Le roman de Gilbert Keith Chesterton Le Nommé Jeudi, paru en 1908, mérite d’être lu par tout chercheur débutant ou confirmé soucieux d’intégrer la dimension culturelle dans son analyse des complexes terroristes. Et cela pour au moins deux raisons.
Un article à retrouver dans le N60 de Conflits. Vatican. La puissance du temps long.
La première concerne l’histoire du terrorisme comme technique spécifique de communication violente qui, après son invention au cours du dernier tiers du XIXe siècle, s’épanouit dans la mouvance anarchiste (notamment londonienne) au cours des décennies suivantes. Le deuxième motif d’intérêt a trait au contexte du récit qui porte sur une période où les dispositifs policiers, au Royaume-Uni et ailleurs, commencent à s’adapter à la menace terroriste, notamment en procédant à l’infiltration des groupes considérés dangereux.

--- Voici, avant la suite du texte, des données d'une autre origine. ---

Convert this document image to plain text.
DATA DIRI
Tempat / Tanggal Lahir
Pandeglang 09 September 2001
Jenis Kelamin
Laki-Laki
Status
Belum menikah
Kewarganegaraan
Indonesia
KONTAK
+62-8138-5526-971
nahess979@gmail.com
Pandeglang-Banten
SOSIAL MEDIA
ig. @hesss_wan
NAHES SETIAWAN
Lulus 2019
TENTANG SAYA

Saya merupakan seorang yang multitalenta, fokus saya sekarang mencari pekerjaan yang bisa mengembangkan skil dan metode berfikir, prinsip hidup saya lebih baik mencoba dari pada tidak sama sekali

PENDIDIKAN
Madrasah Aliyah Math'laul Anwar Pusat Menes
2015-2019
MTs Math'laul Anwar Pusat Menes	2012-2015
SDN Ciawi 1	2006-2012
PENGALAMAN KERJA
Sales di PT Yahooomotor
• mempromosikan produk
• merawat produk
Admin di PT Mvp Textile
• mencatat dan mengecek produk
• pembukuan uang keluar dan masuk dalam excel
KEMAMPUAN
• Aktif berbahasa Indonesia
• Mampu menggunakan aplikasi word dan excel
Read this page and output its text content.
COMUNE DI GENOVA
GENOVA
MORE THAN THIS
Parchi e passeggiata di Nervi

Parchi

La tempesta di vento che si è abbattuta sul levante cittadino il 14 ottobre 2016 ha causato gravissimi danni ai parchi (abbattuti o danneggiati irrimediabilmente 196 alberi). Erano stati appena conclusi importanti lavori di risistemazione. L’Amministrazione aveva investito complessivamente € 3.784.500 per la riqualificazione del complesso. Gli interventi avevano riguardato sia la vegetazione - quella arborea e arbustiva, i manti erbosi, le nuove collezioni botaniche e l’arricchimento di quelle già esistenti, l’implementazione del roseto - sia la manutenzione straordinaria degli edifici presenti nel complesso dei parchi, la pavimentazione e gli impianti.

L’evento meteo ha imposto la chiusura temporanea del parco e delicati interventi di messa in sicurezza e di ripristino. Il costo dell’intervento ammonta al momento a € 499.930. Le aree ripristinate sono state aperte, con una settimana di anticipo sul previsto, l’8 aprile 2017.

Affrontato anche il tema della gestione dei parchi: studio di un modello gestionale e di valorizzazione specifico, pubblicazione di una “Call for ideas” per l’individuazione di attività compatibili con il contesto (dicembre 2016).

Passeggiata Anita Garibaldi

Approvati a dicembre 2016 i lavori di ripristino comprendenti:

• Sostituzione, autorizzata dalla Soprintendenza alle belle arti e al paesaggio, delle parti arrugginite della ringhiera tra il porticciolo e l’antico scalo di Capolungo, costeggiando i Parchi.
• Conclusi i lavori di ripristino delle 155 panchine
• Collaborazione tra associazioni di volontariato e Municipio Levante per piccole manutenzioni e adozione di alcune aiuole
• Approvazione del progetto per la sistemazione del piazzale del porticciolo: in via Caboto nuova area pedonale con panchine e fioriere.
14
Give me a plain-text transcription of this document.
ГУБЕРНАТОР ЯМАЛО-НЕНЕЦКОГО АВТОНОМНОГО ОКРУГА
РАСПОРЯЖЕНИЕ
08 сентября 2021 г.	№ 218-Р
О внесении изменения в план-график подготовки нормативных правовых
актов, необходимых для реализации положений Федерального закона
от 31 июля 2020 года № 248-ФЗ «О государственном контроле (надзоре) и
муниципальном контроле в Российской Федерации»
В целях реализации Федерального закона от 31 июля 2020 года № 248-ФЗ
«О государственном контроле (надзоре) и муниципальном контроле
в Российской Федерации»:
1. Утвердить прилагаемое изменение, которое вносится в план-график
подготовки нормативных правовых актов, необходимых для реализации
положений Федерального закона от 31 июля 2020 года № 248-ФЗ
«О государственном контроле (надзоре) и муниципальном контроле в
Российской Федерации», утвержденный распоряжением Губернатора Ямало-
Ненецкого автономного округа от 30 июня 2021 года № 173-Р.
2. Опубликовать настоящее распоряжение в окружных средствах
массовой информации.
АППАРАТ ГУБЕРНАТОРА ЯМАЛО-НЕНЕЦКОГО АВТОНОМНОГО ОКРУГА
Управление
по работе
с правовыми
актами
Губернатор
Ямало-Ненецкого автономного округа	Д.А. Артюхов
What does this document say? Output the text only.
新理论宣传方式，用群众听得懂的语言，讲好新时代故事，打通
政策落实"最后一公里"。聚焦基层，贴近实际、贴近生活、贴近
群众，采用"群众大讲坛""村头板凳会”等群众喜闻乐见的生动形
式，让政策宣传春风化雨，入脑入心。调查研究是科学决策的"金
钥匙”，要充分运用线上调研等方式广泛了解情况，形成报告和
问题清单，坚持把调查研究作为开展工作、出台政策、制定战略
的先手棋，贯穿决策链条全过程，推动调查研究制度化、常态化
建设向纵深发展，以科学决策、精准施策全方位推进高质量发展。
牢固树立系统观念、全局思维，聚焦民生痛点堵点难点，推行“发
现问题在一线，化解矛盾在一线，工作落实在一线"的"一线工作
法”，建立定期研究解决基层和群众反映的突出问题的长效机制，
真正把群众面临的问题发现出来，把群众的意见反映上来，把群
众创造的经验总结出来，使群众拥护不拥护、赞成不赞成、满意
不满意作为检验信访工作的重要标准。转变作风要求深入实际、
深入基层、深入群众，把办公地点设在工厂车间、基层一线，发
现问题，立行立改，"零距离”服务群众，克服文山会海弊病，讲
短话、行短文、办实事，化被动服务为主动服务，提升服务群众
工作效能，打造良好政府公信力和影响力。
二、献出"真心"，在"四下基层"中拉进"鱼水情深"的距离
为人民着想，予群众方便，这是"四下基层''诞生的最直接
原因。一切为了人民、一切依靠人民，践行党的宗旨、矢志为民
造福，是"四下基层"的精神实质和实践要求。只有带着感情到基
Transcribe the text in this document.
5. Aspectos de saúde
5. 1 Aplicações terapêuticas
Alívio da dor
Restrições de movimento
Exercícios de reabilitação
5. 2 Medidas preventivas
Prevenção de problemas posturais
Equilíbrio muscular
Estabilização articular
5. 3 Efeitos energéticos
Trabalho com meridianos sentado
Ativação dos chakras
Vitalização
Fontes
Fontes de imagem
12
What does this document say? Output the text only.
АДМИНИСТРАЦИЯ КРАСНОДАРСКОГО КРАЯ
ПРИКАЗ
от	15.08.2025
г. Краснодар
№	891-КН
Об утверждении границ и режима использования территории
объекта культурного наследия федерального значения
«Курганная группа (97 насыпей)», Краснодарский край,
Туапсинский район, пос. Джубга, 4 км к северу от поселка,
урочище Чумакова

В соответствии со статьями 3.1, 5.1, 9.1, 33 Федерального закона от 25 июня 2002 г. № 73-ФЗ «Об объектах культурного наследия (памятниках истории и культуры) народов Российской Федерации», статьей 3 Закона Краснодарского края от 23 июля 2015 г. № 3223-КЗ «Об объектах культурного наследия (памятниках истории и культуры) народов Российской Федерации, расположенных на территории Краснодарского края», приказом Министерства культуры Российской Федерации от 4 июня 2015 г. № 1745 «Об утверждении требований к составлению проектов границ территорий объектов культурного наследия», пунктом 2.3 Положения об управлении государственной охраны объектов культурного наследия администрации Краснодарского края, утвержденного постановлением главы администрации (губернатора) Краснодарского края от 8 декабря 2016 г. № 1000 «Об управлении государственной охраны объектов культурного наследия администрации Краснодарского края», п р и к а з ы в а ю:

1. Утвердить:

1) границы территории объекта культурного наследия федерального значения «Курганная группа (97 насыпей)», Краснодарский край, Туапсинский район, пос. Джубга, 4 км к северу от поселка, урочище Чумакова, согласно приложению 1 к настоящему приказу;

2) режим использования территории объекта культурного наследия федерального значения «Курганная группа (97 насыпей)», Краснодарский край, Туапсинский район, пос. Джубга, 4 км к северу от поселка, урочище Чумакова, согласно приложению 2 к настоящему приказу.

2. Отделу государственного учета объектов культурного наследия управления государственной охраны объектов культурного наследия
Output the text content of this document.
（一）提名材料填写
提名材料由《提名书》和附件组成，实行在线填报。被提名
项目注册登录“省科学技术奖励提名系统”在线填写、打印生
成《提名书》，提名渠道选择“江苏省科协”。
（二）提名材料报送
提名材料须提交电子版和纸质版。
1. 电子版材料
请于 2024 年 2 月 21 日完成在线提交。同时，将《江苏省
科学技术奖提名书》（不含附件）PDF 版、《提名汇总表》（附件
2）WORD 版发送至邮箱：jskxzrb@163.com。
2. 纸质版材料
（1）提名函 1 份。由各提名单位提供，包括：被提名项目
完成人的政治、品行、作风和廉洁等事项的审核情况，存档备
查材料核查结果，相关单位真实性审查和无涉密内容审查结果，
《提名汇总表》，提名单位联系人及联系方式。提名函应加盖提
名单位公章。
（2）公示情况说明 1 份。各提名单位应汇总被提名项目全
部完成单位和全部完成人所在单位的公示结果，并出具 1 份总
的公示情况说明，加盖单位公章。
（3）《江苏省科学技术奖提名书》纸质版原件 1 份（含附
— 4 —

On se trouve ici face à un récit qui réunit des éléments historiques contextuels et une élaboration poétique, d’autant plus détachée des contraintes de la vraisemblance que la narration se présente dans le sous-titre comme « un cauchemar ». Pourtant, si l’on fait la part de la construction onirique du texte et des réflexions théologiques et métaphysiques qui invitent à d’autres registres de lecture, il est aisé de trouver dans ce livre bien des apports à la connaissance historique du fait terroriste. À commencer par une évocation de l’ambiance de Londres¹ au début du XXe siècle, où les cercles anarchistes de différentes nationalités sont supposés comploter en permanence contre l’ordre établi. Réalité que Joseph Conrad avait déjà décrite dans L’Agent Secret paru en 1907, donc l’année antérieure à la publication de l’ouvrage de Chesterton. Cette ambiance, qui manifeste bien le caractère à la fois politique et culturel du terrorisme, est d’autant plus intéressante que Londres avait déjà été dans un passé proche le lieu de divers attentats, sauf exceptions imputables aux Fenians, les indépendantistes irlandais.
Mais l’aspect central du récit concerne la réaction du dispositif policier face à la menace (surdimensionnée) de l’anarchisme violent. Sur ce point, il est utile de rappeler que la police britannique en est encore au tout début de son adaptation aux tâches antiterroristes, initialement sous la pression des attaques des Fenians depuis les années 1880². Et les techniques d’infiltration dans les groupes subversifs sont encore peu codifiées et encadrées légalement et suscitent bien des débats dans l’opinion publique. Ce contexte fournit la structure de l’argument du livre qui traite d’un mystérieux conseil central anarchiste, composé de sept membres, chacun portant le nom d’un jour de la semaine, et présidé par l’énigmatique Dimanche.
L’histoire s’organise autour des aventures du détective Syme, devenu Jeudi, qui découvre au fur et à mesure du déroulement de l’action que tous les autres membres du conseil sont également des policiers infiltrés et plus ou moins complètement déguisés. Avec, pour couronner le tout, Dimanche qui en plus de sa condition de chef anarchiste est le responsable de l’antiterrorisme au sein de la police locale.
Cette situation, ici désopilante et poussée à l’absurde, n’est toutefois pas extraordinaire dans sa logique opérationnelle. En effet, on dispose de plusieurs exemples historiques où une infiltration policière totale ou partielle est parvenue à dénaturer une entité recourant au terrorisme. Le cas le plus souvent mentionné étant celui des groupuscules gauchistes violents surgis en grand nombre en Italie lors du déclin des Brigades rouges dans la seconde moitié des années 1980. Ce sujet étant par ailleurs très peu traité dans la littérature scientifique pour diverses raisons, ce livre de Chesterton peut donc aussi servir d’ouverture sur cette problématique.
¹ L’aspect urbain du récit est bien mis en évidence par Katrina Gulliver, « London and the Spectre of Anarchy : Chesterton’s The Man Who Was Thursday as Urban History », Journal of Literary Studies, vol. 37, n° 3, 2021, p. 117-129.
² Voir : Lindsay Clutterbuck, « Countering Irish Republican Terrorism in Britain : Its Origins as a Police Function », Terrorism and Political Violence, vol. 18, n° 1, 2006, p. 95-118.